Variational problems and the geometry of submanifolds
This conference will gather around eighty specialists of variational problems and the geometry of Riemannian and Lorentzian submanifolds.
It will be the occasion to listen to some of the foremost researchers on harmonic maps, minimal surfaces, constant mean curvature surfaces, the Willmore problem, biharmonic maps, knot theory (from the geometric perspective), Yang-Mills theory as well as submanifolds from the viewpoint of Riemannian or Lorentzian geometry.
Emphasis will be placed on young researchers, post-doctoral and Ph.D. students, who will be able to receive financial help as well as the possibility to present their work.
The participation of women, especially as speakers, will be encouraged.
The Scientific Committee is made-up of: J. Choe (Univ.
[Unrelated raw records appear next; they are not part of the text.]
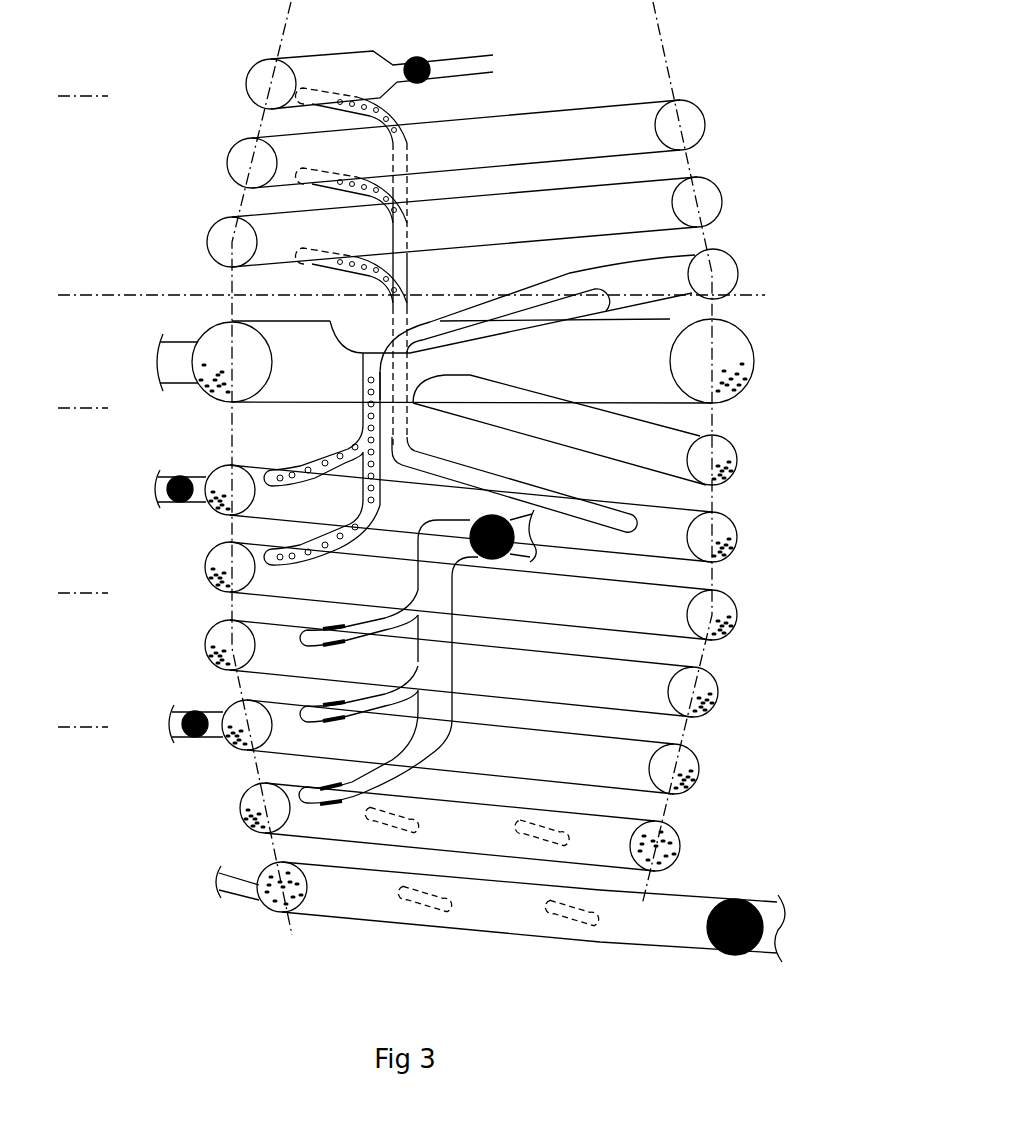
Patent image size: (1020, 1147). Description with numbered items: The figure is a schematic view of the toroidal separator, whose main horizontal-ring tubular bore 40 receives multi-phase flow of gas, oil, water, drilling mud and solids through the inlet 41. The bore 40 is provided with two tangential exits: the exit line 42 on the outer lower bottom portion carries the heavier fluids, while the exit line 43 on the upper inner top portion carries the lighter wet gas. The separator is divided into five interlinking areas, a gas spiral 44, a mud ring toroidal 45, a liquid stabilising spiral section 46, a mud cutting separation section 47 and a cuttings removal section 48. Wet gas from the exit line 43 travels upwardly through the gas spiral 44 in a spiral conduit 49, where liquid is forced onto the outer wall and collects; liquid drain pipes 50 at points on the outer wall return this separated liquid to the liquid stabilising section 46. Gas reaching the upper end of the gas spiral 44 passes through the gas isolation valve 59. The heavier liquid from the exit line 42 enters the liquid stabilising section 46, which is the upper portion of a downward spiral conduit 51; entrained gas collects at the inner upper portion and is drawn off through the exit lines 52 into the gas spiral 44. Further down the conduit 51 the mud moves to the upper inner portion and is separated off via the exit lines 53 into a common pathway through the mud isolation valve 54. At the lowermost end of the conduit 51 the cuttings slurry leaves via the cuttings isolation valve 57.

The tubular bore 40 is at (740, 390).
The inlet 41 is at (184, 388).
The exit line 42 is at (684, 433).
The exit line 43 is at (722, 203).
The gas spiral 44 is at (74, 108).
The mud ring toroidal 45 is at (74, 310).
The liquid stabilising spiral section 46 is at (74, 422).
The mud cutting separation section 47 is at (74, 608).
The cuttings removal section 48 is at (74, 742).
The spiral conduit 49 is at (660, 178).
The liquid drain pipes 50 is at (383, 113).
The spiral conduit 51 is at (684, 515).
The exit lines 52 is at (360, 413).
The exit lines 53 is at (344, 620).
The mud isolation valve 54 is at (534, 545).
The cuttings isolation valve 57 is at (740, 897).
The gas isolation valve 59 is at (427, 58).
Seoul, Korea), A. Fraser (Univ. British Columbia, Canada), F. Helein (Univ. Paris 7, France), R. Knusner (Univ. Amherst, USA), F. Pedit (Univ. Amherst, USA) and J.~C. Wood (Univ. Leeds, UK).
The Organisation Committee is: L. Alias (Univ. Murcia, Spain), E. Loubeau (Univ. Brest, France), L. Mazet (CNRS/Univ. Tours, France), S. Montaldo (Univ. Cagliari, Italy), M. Soret (Univ. Tours, France) and M. Ville (CNRS/Univ. Tours, France).